Say what you will about his weak excuse at his presser, to me it was just another in a long line of shameful acts that I think Jim Tressel has been a part of throughout his entire career. But Tressel claimed that he was scared for the safety of his players via the emails that he had received from Columbus-area lawyer, and former buckeye football walk-on Christopher Cicero who had originally tipped Tressel of his players trading autographs and memorabilia for free tattoos.
Tressel claimed the information he was being given by Cicero was "confidential" and thus he didn't know who, if anyone, he could share this potentially damaging information with.
This via a report on ESPN.com today:
A fan of the Buckeyes' program, Cicero said he doesn't want to be considered the "Judas" in the controversy, and added he has received some death threats in the past few days.No surprise there. It continues...
Cicero also said he doesn't know of any other possible NCAA violations by Ohio State players, other than selling memorabilia to a Columbus tattoo parlor owner who has been under a federal drug investigation. Tressel has said he didn't report the e-mails from Cicero because he considered them to be "confidential."Was the intended meaning of "confidential" lost in translation? According to Tressel's email back to Cicero, he said "Thanks...I will get on it ASAP." Does that sound like a guy who is about to do nothing and say nothing? Is he just telling Cicero that so he'll go away?

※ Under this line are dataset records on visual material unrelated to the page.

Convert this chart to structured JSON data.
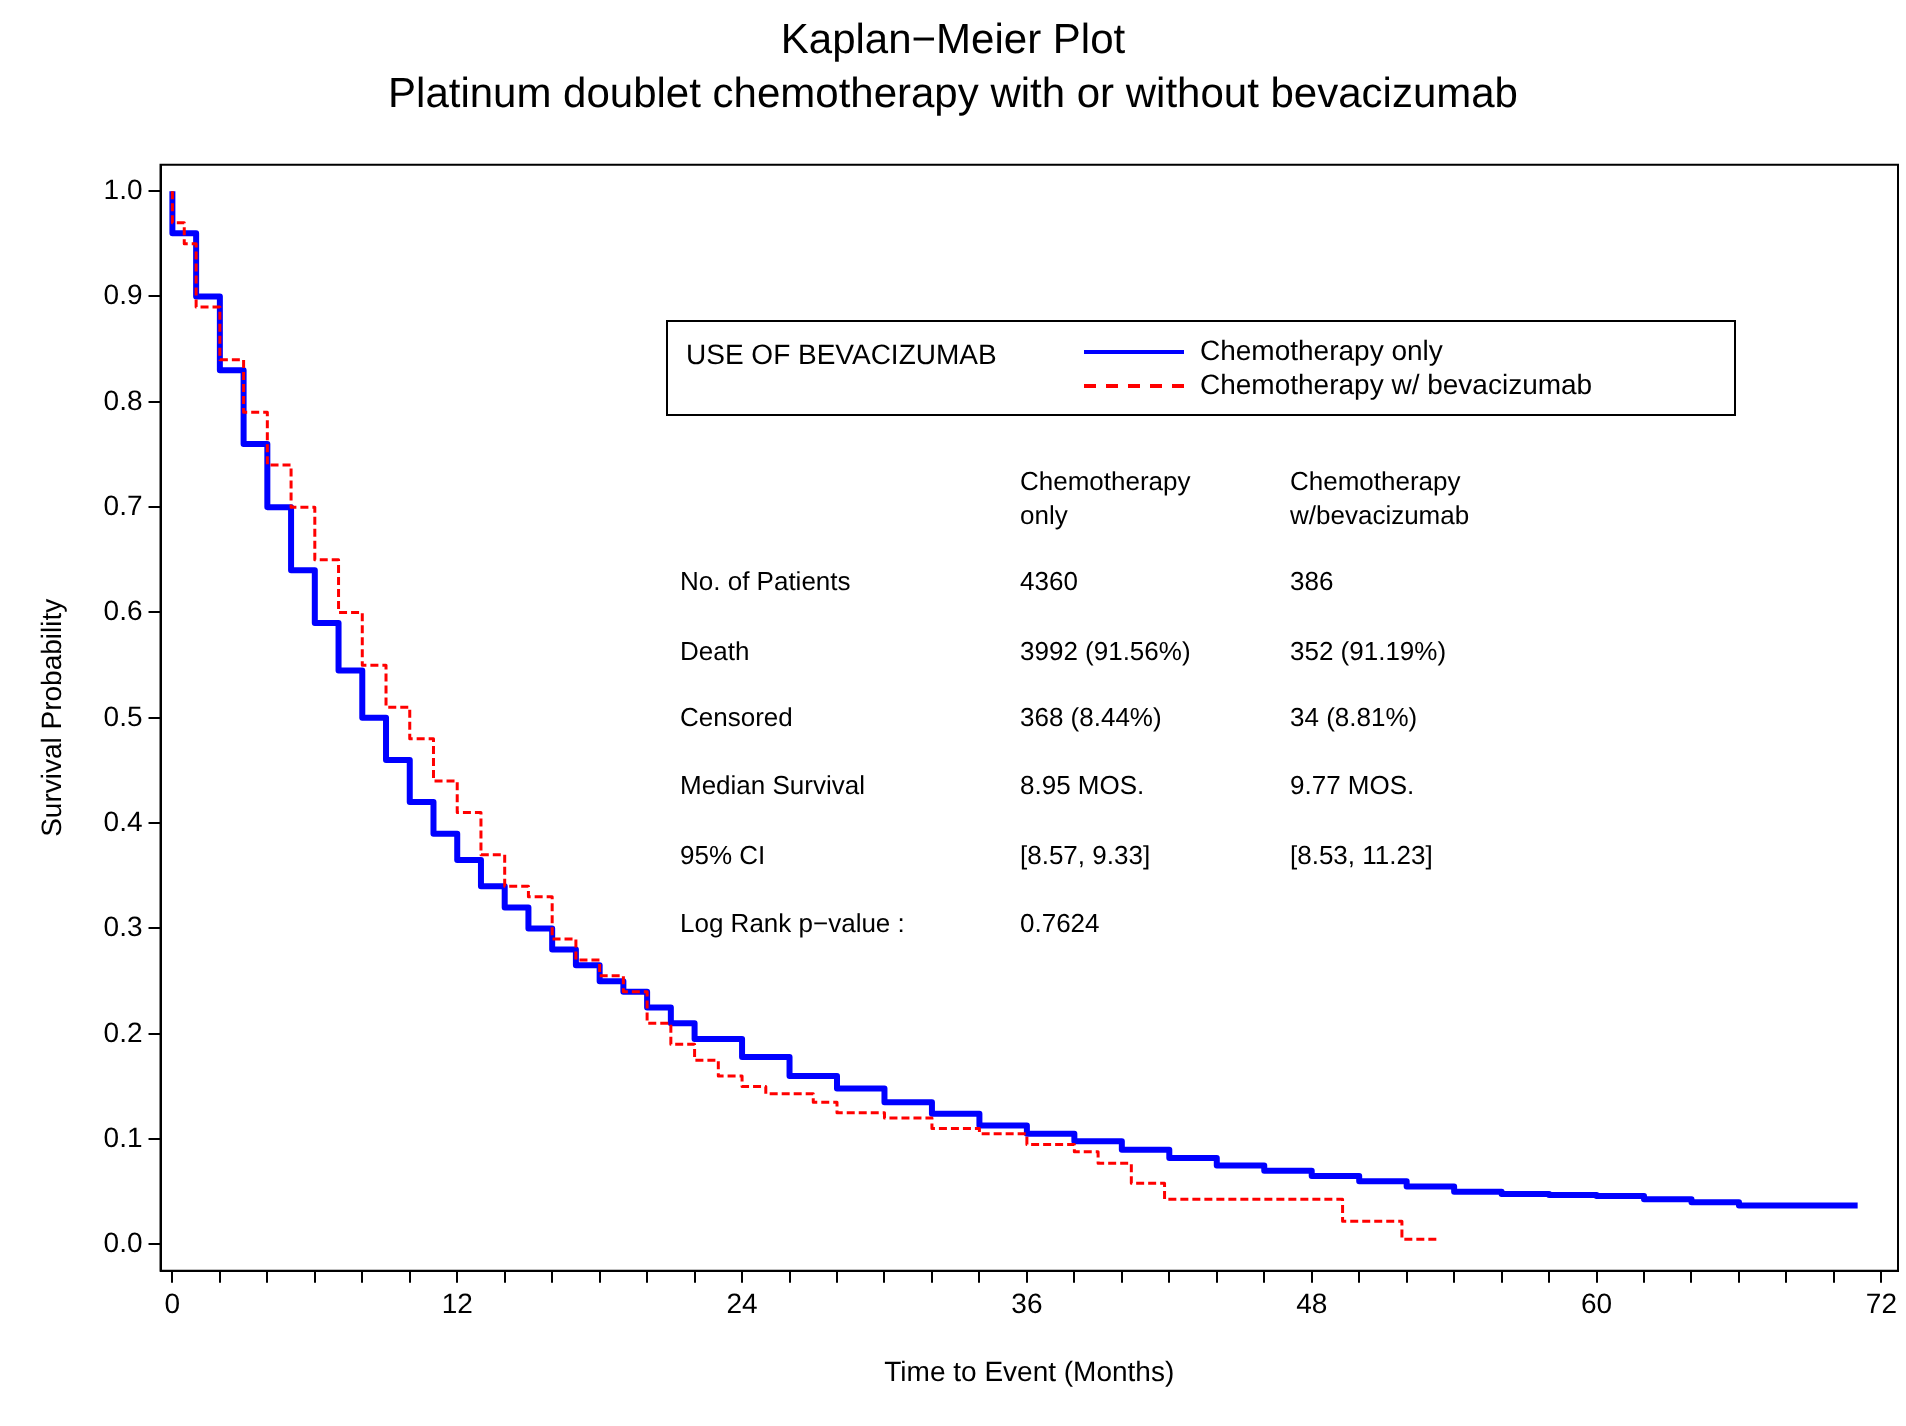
{
  "chart_data": {
    "type": "step",
    "title": "Kaplan−Meier Plot",
    "subtitle": "Platinum doublet chemotherapy with or without bevacizumab",
    "xlabel": "Time to Event (Months)",
    "ylabel": "Survival Probability",
    "legend_title": "USE OF BEVACIZUMAB",
    "legend": "top right",
    "grid": false,
    "xlim": [
      -0.5,
      72.7
    ],
    "ylim": [
      -0.025,
      1.025
    ],
    "xticks": [
      0,
      {
        "value": 2,
        "label": null
      },
      {
        "value": 4,
        "label": null
      },
      {
        "value": 6,
        "label": null
      },
      {
        "value": 8,
        "label": null
      },
      {
        "value": 10,
        "label": null
      },
      12,
      {
        "value": 14,
        "label": null
      },
      {
        "value": 16,
        "label": null
      },
      {
        "value": 18,
        "label": null
      },
      {
        "value": 20,
        "label": null
      },
      {
        "value": 22,
        "label": null
      },
      24,
      {
        "value": 26,
        "label": null
      },
      {
        "value": 28,
        "label": null
      },
      {
        "value": 30,
        "label": null
      },
      {
        "value": 32,
        "label": null
      },
      {
        "value": 34,
        "label": null
      },
      36,
      {
        "value": 38,
        "label": null
      },
      {
        "value": 40,
        "label": null
      },
      {
        "value": 42,
        "label": null
      },
      {
        "value": 44,
        "label": null
      },
      {
        "value": 46,
        "label": null
      },
      48,
      {
        "value": 50,
        "label": null
      },
      {
        "value": 52,
        "label": null
      },
      {
        "value": 54,
        "label": null
      },
      {
        "value": 56,
        "label": null
      },
      {
        "value": 58,
        "label": null
      },
      60,
      {
        "value": 62,
        "label": null
      },
      {
        "value": 64,
        "label": null
      },
      {
        "value": 66,
        "label": null
      },
      {
        "value": 68,
        "label": null
      },
      {
        "value": 70,
        "label": null
      },
      72
    ],
    "yticks": [
      {
        "value": 0,
        "label": "0.0"
      },
      0.1,
      0.2,
      0.3,
      0.4,
      0.5,
      0.6,
      0.7,
      0.8,
      0.9,
      {
        "value": 1,
        "label": "1.0"
      }
    ],
    "series": [
      {
        "name": "Chemotherapy only",
        "color": "#0000ff",
        "line_style": "solid",
        "x": [
          0,
          1,
          2,
          3,
          4,
          5,
          6,
          7,
          8,
          9,
          10,
          11,
          12,
          13,
          14,
          15,
          16,
          17,
          18,
          19,
          20,
          21,
          22,
          24,
          26,
          28,
          30,
          32,
          34,
          36,
          38,
          40,
          42,
          44,
          46,
          48,
          50,
          52,
          54,
          56,
          58,
          60,
          62,
          64,
          66,
          66.5,
          71
        ],
        "values": [
          1.0,
          0.96,
          0.9,
          0.83,
          0.76,
          0.7,
          0.64,
          0.59,
          0.545,
          0.5,
          0.46,
          0.42,
          0.39,
          0.365,
          0.34,
          0.32,
          0.3,
          0.28,
          0.265,
          0.25,
          0.24,
          0.225,
          0.21,
          0.195,
          0.178,
          0.16,
          0.148,
          0.135,
          0.124,
          0.113,
          0.105,
          0.098,
          0.09,
          0.082,
          0.075,
          0.07,
          0.065,
          0.06,
          0.055,
          0.05,
          0.048,
          0.047,
          0.046,
          0.043,
          0.04,
          0.037,
          0.037
        ]
      },
      {
        "name": "Chemotherapy  w/ bevacizumab",
        "color": "#ff0000",
        "line_style": "dashed",
        "x": [
          0,
          0.5,
          1,
          2,
          3,
          4,
          5,
          6,
          7,
          8,
          9,
          10,
          11,
          12,
          13,
          14,
          15,
          16,
          17,
          18,
          19,
          20,
          21,
          22,
          23,
          24,
          25,
          27,
          28,
          30,
          32,
          34,
          36,
          38,
          39,
          40.4,
          41.8,
          49.3,
          51.8,
          53.4
        ],
        "values": [
          1.0,
          0.97,
          0.95,
          0.89,
          0.84,
          0.79,
          0.74,
          0.7,
          0.65,
          0.6,
          0.55,
          0.51,
          0.48,
          0.44,
          0.41,
          0.37,
          0.34,
          0.33,
          0.29,
          0.27,
          0.255,
          0.24,
          0.21,
          0.19,
          0.175,
          0.16,
          0.15,
          0.143,
          0.135,
          0.125,
          0.12,
          0.11,
          0.105,
          0.095,
          0.088,
          0.077,
          0.058,
          0.043,
          0.022,
          0.005
        ]
      }
    ],
    "annotations": [
      "Chemotherapy\nonly",
      "Chemotherapy\nw/bevacizumab",
      "No. of Patients",
      "4360",
      "386",
      "Death",
      "3992 (91.56%)",
      "352 (91.19%)",
      "Censored",
      "368 (8.44%)",
      "34 (8.81%)",
      "Median Survival",
      "8.95 MOS.",
      "9.77 MOS.",
      "95% CI",
      "[8.57, 9.33]",
      "[8.53, 11.23]",
      "Log Rank p−value :",
      "0.7624"
    ]
  }
}
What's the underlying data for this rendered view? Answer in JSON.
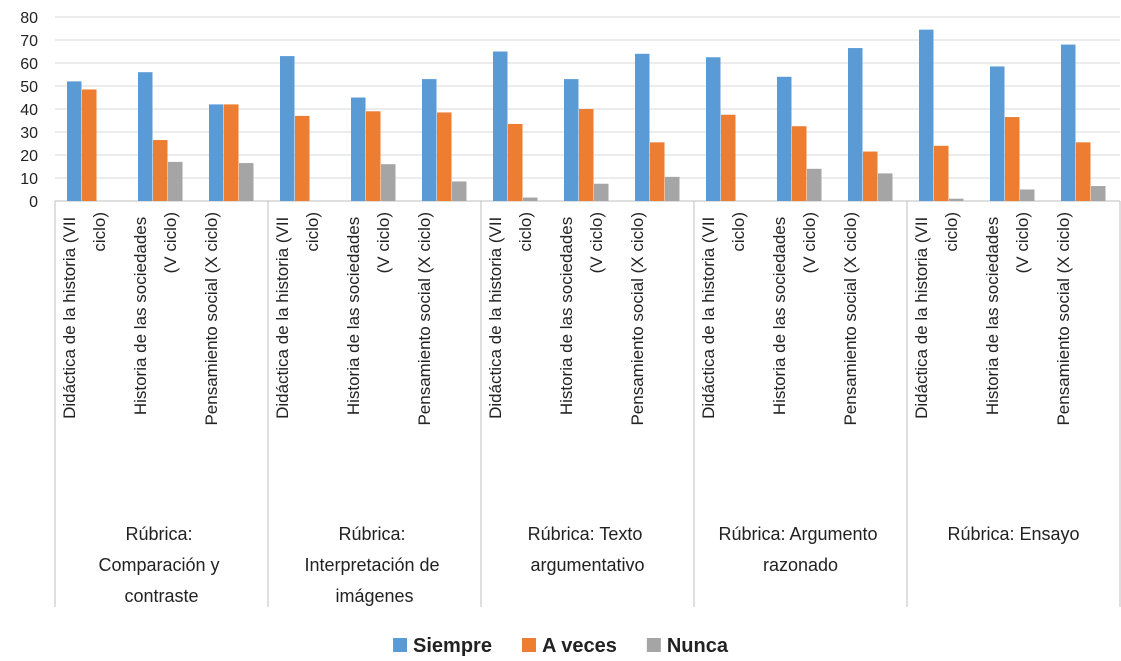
{
  "chart_data": {
    "type": "bar",
    "categories": [
      "Didáctica de la historia (VII ciclo)",
      "Historia de las sociedades (V ciclo)",
      "Pensamiento social (X ciclo)",
      "Didáctica de la historia (VII ciclo)",
      "Historia de las sociedades (V ciclo)",
      "Pensamiento social (X ciclo)",
      "Didáctica de la historia (VII ciclo)",
      "Historia de las sociedades (V ciclo)",
      "Pensamiento social (X ciclo)",
      "Didáctica de la historia (VII ciclo)",
      "Historia de las sociedades (V ciclo)",
      "Pensamiento social (X ciclo)",
      "Didáctica de la historia (VII ciclo)",
      "Historia de las sociedades (V ciclo)",
      "Pensamiento social (X ciclo)"
    ],
    "groups": [
      "Rúbrica: Comparación y contraste",
      "Rúbrica: Interpretación de imágenes",
      "Rúbrica: Texto argumentativo",
      "Rúbrica: Argumento razonado",
      "Rúbrica: Ensayo"
    ],
    "series": [
      {
        "name": "Siempre",
        "color": "#5b9bd5",
        "values": [
          52,
          56,
          42,
          63,
          45,
          53,
          65,
          53,
          64,
          62.5,
          54,
          66.5,
          74.5,
          58.5,
          68
        ]
      },
      {
        "name": "A veces",
        "color": "#ed7d31",
        "values": [
          48.5,
          26.5,
          42,
          37,
          39,
          38.5,
          33.5,
          40,
          25.5,
          37.5,
          32.5,
          21.5,
          24,
          36.5,
          25.5
        ]
      },
      {
        "name": "Nunca",
        "color": "#a5a5a5",
        "values": [
          0,
          17,
          16.5,
          0,
          16,
          8.5,
          1.5,
          7.5,
          10.5,
          0,
          14,
          12,
          1,
          5,
          6.5
        ]
      }
    ],
    "ylim": [
      0,
      80
    ],
    "yticks": [
      0,
      10,
      20,
      30,
      40,
      50,
      60,
      70,
      80
    ],
    "grid": true,
    "legend": "bottom"
  }
}
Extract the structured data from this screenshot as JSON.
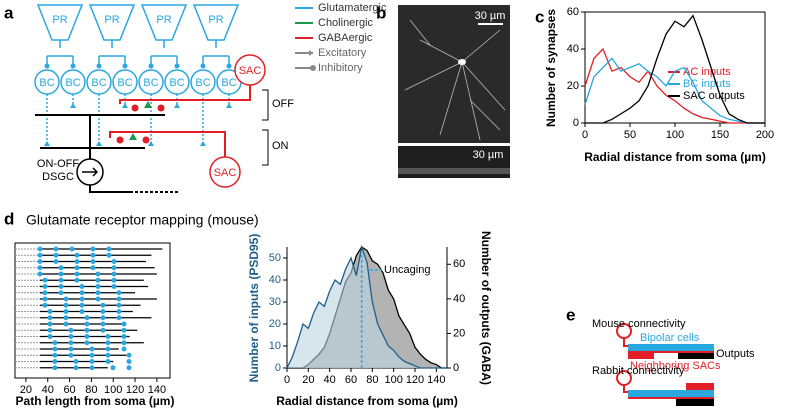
{
  "panels": {
    "letters": [
      "a",
      "b",
      "c",
      "d",
      "e"
    ],
    "a": {
      "photoreceptors": [
        "PR",
        "PR",
        "PR",
        "PR"
      ],
      "bipolar": [
        "BC",
        "BC",
        "BC",
        "BC",
        "BC",
        "BC",
        "BC",
        "BC"
      ],
      "sac": [
        "SAC",
        "SAC"
      ],
      "layers": [
        "OFF",
        "ON"
      ],
      "dsgc": [
        "ON-OFF",
        "DSGC"
      ],
      "legend": [
        "Glutamatergic",
        "Cholinergic",
        "GABAergic",
        "Excitatory",
        "Inhibitory"
      ],
      "legend_colors": [
        "#29a8df",
        "#1a9a4a",
        "#e21f26",
        "#888888",
        "#888888"
      ]
    },
    "b": {
      "scale": [
        "30 µm",
        "30 µm"
      ]
    },
    "d": {
      "title": "Glutamate receptor mapping (mouse)"
    },
    "e": {
      "mouse": "Mouse connectivity",
      "bipolar": "Bipolar cells",
      "outputs": "Outputs",
      "neighbors": "Neighboring SACs",
      "rabbit": "Rabbit connectivity"
    }
  },
  "chart_data": [
    {
      "type": "line",
      "xlabel": "Radial distance from soma (µm)",
      "ylabel": "Number of synapses",
      "x": [
        0,
        10,
        20,
        30,
        40,
        50,
        60,
        70,
        80,
        90,
        100,
        110,
        120,
        130,
        140,
        150,
        160,
        170,
        180,
        190,
        200
      ],
      "series": [
        {
          "name": "AC inputs",
          "color": "#e21f26",
          "values": [
            20,
            35,
            40,
            28,
            30,
            25,
            22,
            28,
            20,
            15,
            12,
            8,
            5,
            3,
            2,
            1,
            0,
            0,
            0,
            0,
            0
          ]
        },
        {
          "name": "BC inputs",
          "color": "#29a8df",
          "values": [
            10,
            25,
            30,
            35,
            28,
            30,
            32,
            28,
            25,
            20,
            28,
            30,
            22,
            12,
            8,
            4,
            2,
            1,
            0,
            0,
            0
          ]
        },
        {
          "name": "SAC outputs",
          "color": "#000000",
          "values": [
            0,
            0,
            0,
            2,
            5,
            8,
            12,
            20,
            35,
            48,
            55,
            52,
            58,
            45,
            30,
            15,
            5,
            2,
            0,
            0,
            0
          ]
        }
      ],
      "xlim": [
        0,
        200
      ],
      "xticks": [
        0,
        50,
        100,
        150,
        200
      ],
      "ylim": [
        0,
        60
      ],
      "yticks": [
        0,
        20,
        40,
        60
      ]
    },
    {
      "type": "bar",
      "xlabel": "Path length from soma (µm)",
      "color": "#000000",
      "values": [
        145,
        135,
        130,
        138,
        140,
        128,
        132,
        120,
        140,
        125,
        118,
        135,
        110,
        122,
        115,
        128,
        105,
        112,
        100,
        95
      ],
      "xlim": [
        10,
        152
      ],
      "xticks": [
        20,
        40,
        60,
        80,
        100,
        120,
        140
      ]
    },
    {
      "type": "area",
      "xlabel": "Radial distance from soma (µm)",
      "ylabel": "Number of inputs (PSD95)",
      "y2label": "Number of outputs (GABA)",
      "annotation": "Uncaging",
      "annotation_x": 70,
      "x": [
        0,
        5,
        10,
        15,
        20,
        25,
        30,
        35,
        40,
        45,
        50,
        55,
        60,
        65,
        70,
        75,
        80,
        85,
        90,
        95,
        100,
        105,
        110,
        115,
        120,
        125,
        130,
        135,
        140,
        145,
        150
      ],
      "series": [
        {
          "name": "inputs",
          "color": "#1d5f8a",
          "values": [
            0,
            5,
            12,
            20,
            18,
            25,
            30,
            28,
            35,
            40,
            38,
            45,
            50,
            42,
            55,
            48,
            30,
            20,
            15,
            10,
            8,
            5,
            3,
            2,
            1,
            0,
            0,
            0,
            0,
            0,
            0
          ]
        },
        {
          "name": "outputs",
          "color": "#808080",
          "axis": "y2",
          "values": [
            0,
            0,
            0,
            0,
            2,
            5,
            8,
            12,
            20,
            30,
            40,
            50,
            55,
            65,
            70,
            68,
            62,
            60,
            55,
            45,
            40,
            30,
            25,
            20,
            12,
            8,
            5,
            3,
            2,
            0,
            0
          ]
        }
      ],
      "xlim": [
        0,
        150
      ],
      "xticks": [
        0,
        20,
        40,
        60,
        80,
        100,
        120,
        140
      ],
      "ylim": [
        0,
        55
      ],
      "yticks": [
        0,
        10,
        20,
        30,
        40,
        50
      ],
      "y2lim": [
        0,
        70
      ],
      "y2ticks": [
        0,
        20,
        40,
        60
      ]
    }
  ]
}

Cicero said when he asked Tressel to keep the e-mails confidential, he meant that he would not go to the media or the public, not that Tressel couldn't inform the school or launch his own investigation.
ESPN video interview with Christopher Cicero.
Chris Spielman weighs in.
Tressel knew his players were up to no good. He knew in April and said nothing to his boss, the university president, a university attorney...no one. And the immediate result? A co-Big Ten championship, a 12-win season, and a huge victory over Arkansas in the Sugar Bowl. All with 5 players that Tressel knew the whole time were ineligible.
And finally, to top it all off, the smoking gun...
Ohio State’s official letter to the NCAA sheds more light on Tuesday’s confusing press conference. Specifically, it clearly explains the process by which coach Jim Tressel failed three times to tell his superiors that Ohio State players sold memorabilia and apparel.He does? 375 self-reported violations between 2000-2009. Maurice Clarett, Troy Smith, AJ Hawk, Terrelle Pryor? You call that at "atmosphere of compliance"? Whatever mythical compliant atmosphere Tressel has been promoting for the last 10 years has most certainly evaporated faster than you can say "corruption" with this latest scandal.
The three specific times:
• Tressel signed a document on Sept. 13, 2010 that said he was not aware of NCAA violations. (!)
• He failed to tell school officials on or around Dec. 9, 2010 about emails he received in April explaining players’ involvement in selling memorabilia.
• He did not tell school officials about the emails – or his knowledge of players selling memorabilia -- when specifically asked on Dec. 16, 2010. He also misled school officials that day when stating he “did not recall from whom he received the tip,” and that he “did not know that any items had been seized.”
The letter states, “The institution is very surprised and disappointed in Coach Tressel’s lack of action in this matter,” but goes on to say that the violation is “out of character” for Tressel and that he has a “proven history of promoting an atmosphere of NCAA compliance within the football program.”
The more details that emerge from this, the more you realize that tOSU has really no other choice than to at least heavily reprimand Jim Tressel. A 2-game suspension and a $250,000 fine is nothing.
A total of twelve coaches have violated the same bylaw (NCAA bylaw 10.1) that Tressel violated, and of those twelve, eleven were fired. To me, anything less is a slap in the face to not only the NCAA, but any other school out there who have been required to pay dearly for their own transgressions.
It's time for tOSU to come down from their high horse. Tressel should not get any special treatment or consideration because of his successful career or all of the accolades that he has brought to tOSU. Gene Smith needs to step up and fire Jim Tressel. If he chooses not to, the NCAA should require him to do so.